Star Bukri’s Catering is wedged on the end of a commercial strip in Garland that hardly even qualifies as a strip, just a pet grooming place and travel insurance storefront strung together. Nearby are a car wash station and the Home Depot behemoth that shadows it, and also Gojo Ethiopian restaurant. But here, on the corner of Jupiter and Buckingham Roads, you find yourself in a tiny, cozy, warm Ethiopian home-cooking to-go place, surrounded by walls that are lime-yellow and speak of gored-gored and kitfo. It fills a kind of in-between niche, not a formal restaurant, but more than a gas station that sells fluffy, spongy injera. It occupies a sweet spot. And people know it.

Panettone crowns the counter this time of year, along with plastic containers of baklava and roasted barley and peanuts. Thermos dispensers pour hot streams of tea, one so thick with fresh ginger, it’s almost brothy; the other steeped with cardamom and other spices. There is coffee, too, if the machine happens to be working. The owner, Bukri herself, is there in the mornings, usually. The illustrated menus on the wall will tell you it’s then they serve ful, mashed fava beans and feta, with Ethiopian butter and toasted bread, or the scrambled-egg dish fit fit. It’s when Bukri is there that you might be treated to a full coffee ceremony, the aroma of roasted beans filling the snug space. It’s quite remarkable, the flavors that come out of this humble place with a few tables, where people wait, or, in my case, tuck into their to-go containers, unable to resist.

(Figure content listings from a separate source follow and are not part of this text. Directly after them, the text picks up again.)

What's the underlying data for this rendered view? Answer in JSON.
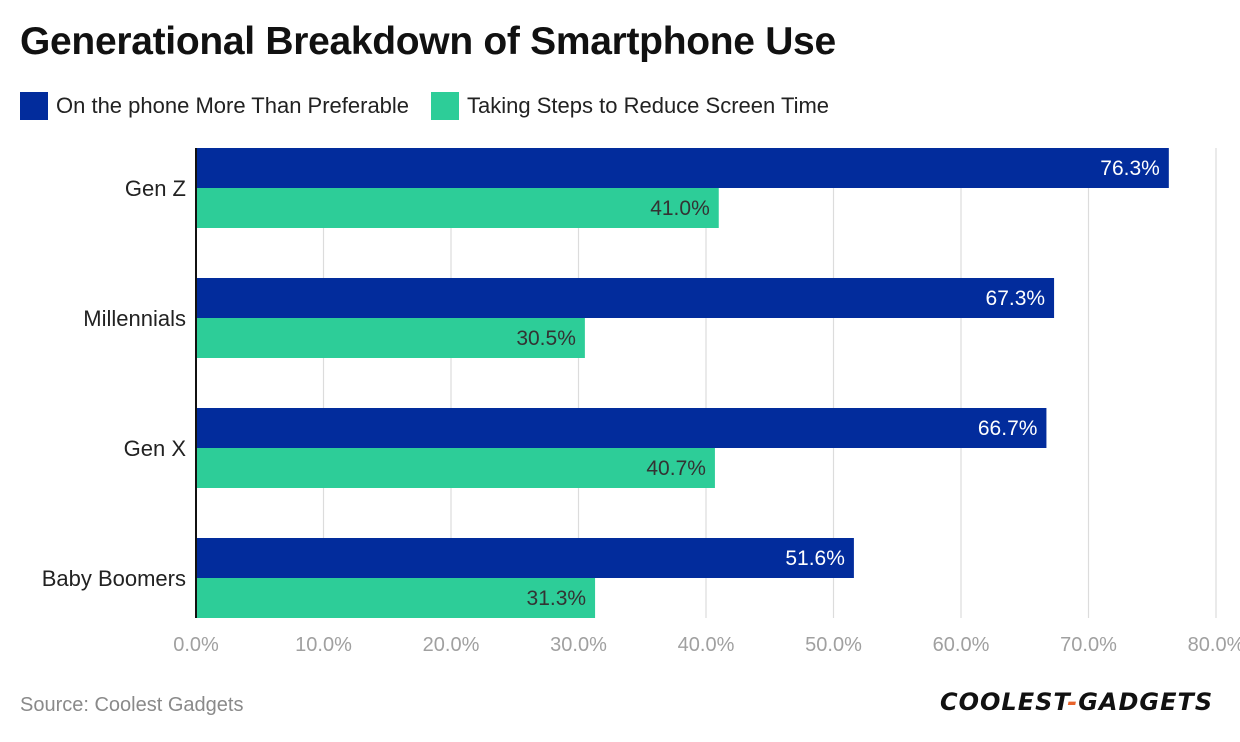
{
  "title": "Generational Breakdown of Smartphone Use",
  "source": "Source: Coolest Gadgets",
  "logo": {
    "left": "COOLEST",
    "dash": "-",
    "right": "GADGETS"
  },
  "chart_data": {
    "type": "bar",
    "orientation": "horizontal",
    "title": "Generational Breakdown of Smartphone Use",
    "categories": [
      "Gen Z",
      "Millennials",
      "Gen X",
      "Baby Boomers"
    ],
    "series": [
      {
        "name": "On the phone More Than Preferable",
        "values": [
          76.3,
          67.3,
          66.7,
          51.6
        ],
        "color": "#022c9c"
      },
      {
        "name": "Taking Steps to Reduce Screen Time",
        "values": [
          41.0,
          30.5,
          40.7,
          31.3
        ],
        "color": "#2dcd98"
      }
    ],
    "xlim": [
      0,
      80
    ],
    "xticks": [
      0,
      10,
      20,
      30,
      40,
      50,
      60,
      70,
      80
    ],
    "tick_format": "0.0%",
    "grid": true,
    "legend": "top-left"
  }
}
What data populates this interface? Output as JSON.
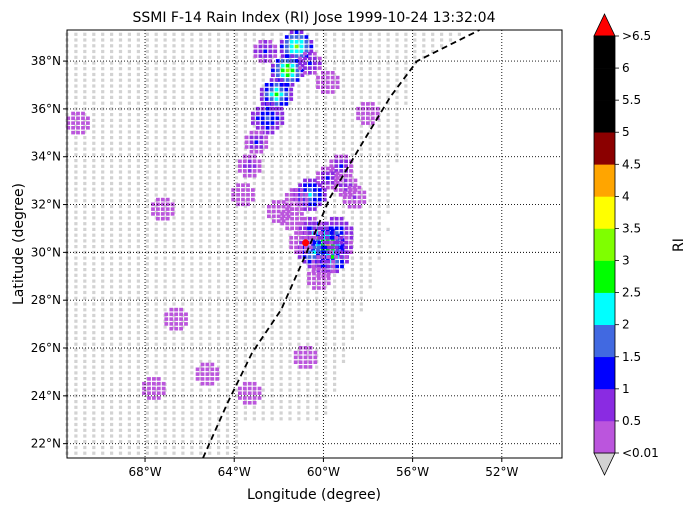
{
  "chart_data": {
    "type": "heatmap",
    "title": "SSMI F-14 Rain Index (RI) Jose 1999-10-24 13:32:04",
    "xlabel": "Longitude (degree)",
    "ylabel": "Latitude (degree)",
    "xlim": [
      -71.5,
      -49.3
    ],
    "ylim": [
      21.4,
      39.3
    ],
    "xticks": [
      {
        "value": -68,
        "label": "68°W"
      },
      {
        "value": -64,
        "label": "64°W"
      },
      {
        "value": -60,
        "label": "60°W"
      },
      {
        "value": -56,
        "label": "56°W"
      },
      {
        "value": -52,
        "label": "52°W"
      }
    ],
    "yticks": [
      {
        "value": 22,
        "label": "22°N"
      },
      {
        "value": 24,
        "label": "24°N"
      },
      {
        "value": 26,
        "label": "26°N"
      },
      {
        "value": 28,
        "label": "28°N"
      },
      {
        "value": 30,
        "label": "30°N"
      },
      {
        "value": 32,
        "label": "32°N"
      },
      {
        "value": 34,
        "label": "34°N"
      },
      {
        "value": 36,
        "label": "36°N"
      },
      {
        "value": 38,
        "label": "38°N"
      }
    ],
    "grid": true,
    "colorbar": {
      "label": "RI",
      "labels": [
        "<0.01",
        "0.5",
        "1",
        "1.5",
        "2",
        "2.5",
        "3",
        "3.5",
        "4",
        "4.5",
        "5",
        "5.5",
        "6",
        ">6.5"
      ],
      "colors": [
        "#bb55dd",
        "#8a2be2",
        "#0000ff",
        "#4169e1",
        "#00ffff",
        "#00ff00",
        "#7fff00",
        "#ffff00",
        "#ffa500",
        "#8b0000",
        "#000000",
        "#000000",
        "#000000"
      ],
      "over_color": "#ff0000",
      "under_color": "#d3d3d3"
    },
    "track": [
      [
        -65.4,
        21.4
      ],
      [
        -64.3,
        23.7
      ],
      [
        -63.2,
        25.8
      ],
      [
        -61.9,
        27.6
      ],
      [
        -60.8,
        29.9
      ],
      [
        -59.7,
        32.3
      ],
      [
        -58.3,
        34.5
      ],
      [
        -57.0,
        36.5
      ],
      [
        -55.8,
        38.0
      ],
      [
        -53.0,
        39.3
      ]
    ],
    "storm_center": [
      -60.8,
      30.4
    ],
    "swath": {
      "no_rain_color": "#d3d3d3",
      "rain_cells": [
        {
          "lon": -59.8,
          "lat": 30.3,
          "value": 3.7
        },
        {
          "lon": -60.2,
          "lat": 30.6,
          "value": 3.2
        },
        {
          "lon": -59.6,
          "lat": 29.8,
          "value": 2.8
        },
        {
          "lon": -60.4,
          "lat": 30.0,
          "value": 2.2
        },
        {
          "lon": -59.4,
          "lat": 30.8,
          "value": 1.7
        },
        {
          "lon": -60.6,
          "lat": 31.0,
          "value": 1.3
        },
        {
          "lon": -59.2,
          "lat": 30.2,
          "value": 1.3
        },
        {
          "lon": -60.0,
          "lat": 29.4,
          "value": 1.0
        },
        {
          "lon": -61.0,
          "lat": 30.4,
          "value": 0.6
        },
        {
          "lon": -60.2,
          "lat": 28.9,
          "value": 0.3
        },
        {
          "lon": -59.2,
          "lat": 33.6,
          "value": 1.1
        },
        {
          "lon": -59.8,
          "lat": 33.1,
          "value": 1.1
        },
        {
          "lon": -59.0,
          "lat": 32.8,
          "value": 0.7
        },
        {
          "lon": -58.6,
          "lat": 32.3,
          "value": 0.5
        },
        {
          "lon": -60.6,
          "lat": 32.4,
          "value": 2.1
        },
        {
          "lon": -61.2,
          "lat": 32.2,
          "value": 0.4
        },
        {
          "lon": -62.0,
          "lat": 31.7,
          "value": 0.3
        },
        {
          "lon": -61.4,
          "lat": 31.4,
          "value": 0.3
        },
        {
          "lon": -61.2,
          "lat": 38.6,
          "value": 3.1
        },
        {
          "lon": -61.6,
          "lat": 37.6,
          "value": 3.3
        },
        {
          "lon": -62.1,
          "lat": 36.6,
          "value": 2.7
        },
        {
          "lon": -62.5,
          "lat": 35.6,
          "value": 1.8
        },
        {
          "lon": -63.0,
          "lat": 34.6,
          "value": 1.1
        },
        {
          "lon": -63.3,
          "lat": 33.6,
          "value": 0.8
        },
        {
          "lon": -63.6,
          "lat": 32.4,
          "value": 0.4
        },
        {
          "lon": -62.6,
          "lat": 38.4,
          "value": 1.2
        },
        {
          "lon": -60.6,
          "lat": 37.9,
          "value": 1.3
        },
        {
          "lon": -58.0,
          "lat": 35.8,
          "value": 0.4
        },
        {
          "lon": -71.0,
          "lat": 35.4,
          "value": 0.3
        },
        {
          "lon": -67.2,
          "lat": 31.8,
          "value": 0.2
        },
        {
          "lon": -66.6,
          "lat": 27.2,
          "value": 0.3
        },
        {
          "lon": -65.2,
          "lat": 24.9,
          "value": 0.2
        },
        {
          "lon": -67.6,
          "lat": 24.3,
          "value": 0.2
        },
        {
          "lon": -63.3,
          "lat": 24.1,
          "value": 0.2
        },
        {
          "lon": -60.8,
          "lat": 25.6,
          "value": 0.2
        },
        {
          "lon": -59.8,
          "lat": 37.1,
          "value": 0.2
        }
      ]
    }
  }
}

Look for the vegetarian combo platter (a steal at $7.99), piled with gomen, braised, rough-chopped collards that leave a resonant note of ginger that warms you. (Ethiopian food is similar to Southern food in many ways, and there are reasons for that, amid our borrowings from Africa.) Slow-cooked green beans and carrots are caramel-y around the edges. Potatoes and carrots, the colors bold, the textures satisfying, are redolent with ginger again. Lentils come seasoned with the Ethiopian base of long-stewed onions and tomatoes laced with Berbere spice. And shiro is as good as any you’ll find, the split-pea purée rich, nutty, and silken. Everything comes with rolls of injera tucked on top, already soaking up the sauces.

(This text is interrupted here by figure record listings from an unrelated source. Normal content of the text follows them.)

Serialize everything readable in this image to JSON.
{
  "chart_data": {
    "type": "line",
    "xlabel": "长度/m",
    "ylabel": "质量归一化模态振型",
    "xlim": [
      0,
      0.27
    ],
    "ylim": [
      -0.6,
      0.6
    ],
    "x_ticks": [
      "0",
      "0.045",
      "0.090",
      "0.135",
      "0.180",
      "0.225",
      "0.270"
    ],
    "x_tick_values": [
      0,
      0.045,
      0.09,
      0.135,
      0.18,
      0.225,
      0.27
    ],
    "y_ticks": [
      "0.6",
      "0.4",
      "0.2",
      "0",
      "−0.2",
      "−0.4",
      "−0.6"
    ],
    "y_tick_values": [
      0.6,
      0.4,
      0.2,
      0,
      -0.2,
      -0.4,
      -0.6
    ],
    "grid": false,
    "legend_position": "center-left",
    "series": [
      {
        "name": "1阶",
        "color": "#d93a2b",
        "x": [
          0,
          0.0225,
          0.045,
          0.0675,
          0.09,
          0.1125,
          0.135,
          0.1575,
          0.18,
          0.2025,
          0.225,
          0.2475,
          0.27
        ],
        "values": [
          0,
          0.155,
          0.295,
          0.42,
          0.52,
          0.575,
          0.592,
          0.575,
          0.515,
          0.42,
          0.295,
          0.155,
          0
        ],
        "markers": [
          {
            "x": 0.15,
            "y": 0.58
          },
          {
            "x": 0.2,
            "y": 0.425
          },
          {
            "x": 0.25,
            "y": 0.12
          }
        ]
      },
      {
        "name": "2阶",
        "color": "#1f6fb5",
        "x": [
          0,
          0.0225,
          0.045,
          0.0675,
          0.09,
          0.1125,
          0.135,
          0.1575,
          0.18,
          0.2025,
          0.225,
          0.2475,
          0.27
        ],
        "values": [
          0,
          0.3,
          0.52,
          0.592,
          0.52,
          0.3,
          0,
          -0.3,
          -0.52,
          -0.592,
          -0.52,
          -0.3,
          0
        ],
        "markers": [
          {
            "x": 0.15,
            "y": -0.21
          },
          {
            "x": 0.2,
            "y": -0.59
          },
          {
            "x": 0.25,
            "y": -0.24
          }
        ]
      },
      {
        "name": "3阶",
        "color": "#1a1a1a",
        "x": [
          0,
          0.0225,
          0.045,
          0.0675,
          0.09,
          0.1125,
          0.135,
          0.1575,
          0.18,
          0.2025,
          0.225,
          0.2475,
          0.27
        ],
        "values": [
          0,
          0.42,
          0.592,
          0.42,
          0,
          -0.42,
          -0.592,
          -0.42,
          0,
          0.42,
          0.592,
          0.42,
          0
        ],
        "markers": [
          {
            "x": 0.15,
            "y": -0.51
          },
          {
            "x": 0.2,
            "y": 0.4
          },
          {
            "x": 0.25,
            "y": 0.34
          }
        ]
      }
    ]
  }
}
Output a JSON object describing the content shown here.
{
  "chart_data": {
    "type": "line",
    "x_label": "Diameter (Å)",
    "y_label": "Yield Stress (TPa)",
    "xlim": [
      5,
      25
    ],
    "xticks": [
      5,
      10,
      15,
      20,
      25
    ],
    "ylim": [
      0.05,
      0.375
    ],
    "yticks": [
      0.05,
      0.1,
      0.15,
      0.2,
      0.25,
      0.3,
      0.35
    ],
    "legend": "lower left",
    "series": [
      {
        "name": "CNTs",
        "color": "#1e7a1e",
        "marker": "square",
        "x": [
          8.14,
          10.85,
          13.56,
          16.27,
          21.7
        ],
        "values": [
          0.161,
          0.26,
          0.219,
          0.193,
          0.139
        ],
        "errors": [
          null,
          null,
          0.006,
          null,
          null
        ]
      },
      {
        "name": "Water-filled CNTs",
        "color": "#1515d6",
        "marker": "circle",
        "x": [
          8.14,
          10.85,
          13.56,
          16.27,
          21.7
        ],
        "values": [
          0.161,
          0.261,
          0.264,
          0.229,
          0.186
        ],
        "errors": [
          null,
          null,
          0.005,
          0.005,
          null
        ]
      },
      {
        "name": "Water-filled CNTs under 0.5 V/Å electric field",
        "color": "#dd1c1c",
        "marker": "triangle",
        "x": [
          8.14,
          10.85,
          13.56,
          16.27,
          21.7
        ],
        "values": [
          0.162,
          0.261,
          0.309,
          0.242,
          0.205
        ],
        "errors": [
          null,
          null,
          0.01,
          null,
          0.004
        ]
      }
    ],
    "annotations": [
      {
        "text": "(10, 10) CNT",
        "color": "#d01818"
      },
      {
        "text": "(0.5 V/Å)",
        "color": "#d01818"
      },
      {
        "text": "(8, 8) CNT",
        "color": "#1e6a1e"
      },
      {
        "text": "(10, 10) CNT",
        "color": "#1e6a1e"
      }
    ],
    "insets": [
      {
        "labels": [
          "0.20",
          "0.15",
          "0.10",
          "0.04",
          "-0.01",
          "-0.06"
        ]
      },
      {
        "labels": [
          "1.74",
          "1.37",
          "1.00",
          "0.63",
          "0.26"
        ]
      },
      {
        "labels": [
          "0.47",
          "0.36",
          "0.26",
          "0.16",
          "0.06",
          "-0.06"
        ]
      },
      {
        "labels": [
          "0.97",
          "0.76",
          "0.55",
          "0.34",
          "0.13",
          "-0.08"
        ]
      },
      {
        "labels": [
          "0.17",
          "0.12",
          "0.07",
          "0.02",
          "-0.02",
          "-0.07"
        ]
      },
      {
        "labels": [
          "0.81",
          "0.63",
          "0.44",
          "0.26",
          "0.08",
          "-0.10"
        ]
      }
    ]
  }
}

Those seeking a classic meat dish should turn to doro wat—with chicken thighs and a hard-cooked egg—which bathes in a sauce that’s dark, almost brooding red. Long-stewed tomatoes and onions are fierce with Berbere spice. Mounds of the gingery gomen and ayr, cottage cheese, come tucked on the side, useful to cool your mouth. (If you look closely, you’ll notice that the two main sauces Bukri sells are alecha kulet, the cooking paste of onions and garlic; and kay kulet, the fiery-red base for doro wot and other dishes.)

This is where those in the know come when they crave the flavors so particular to Ethiopian food. The day I went, recently, a feeling of fall gripped the air. It was crisp outside. Inside, the flavors were all warmth—winter woes chased away by spice.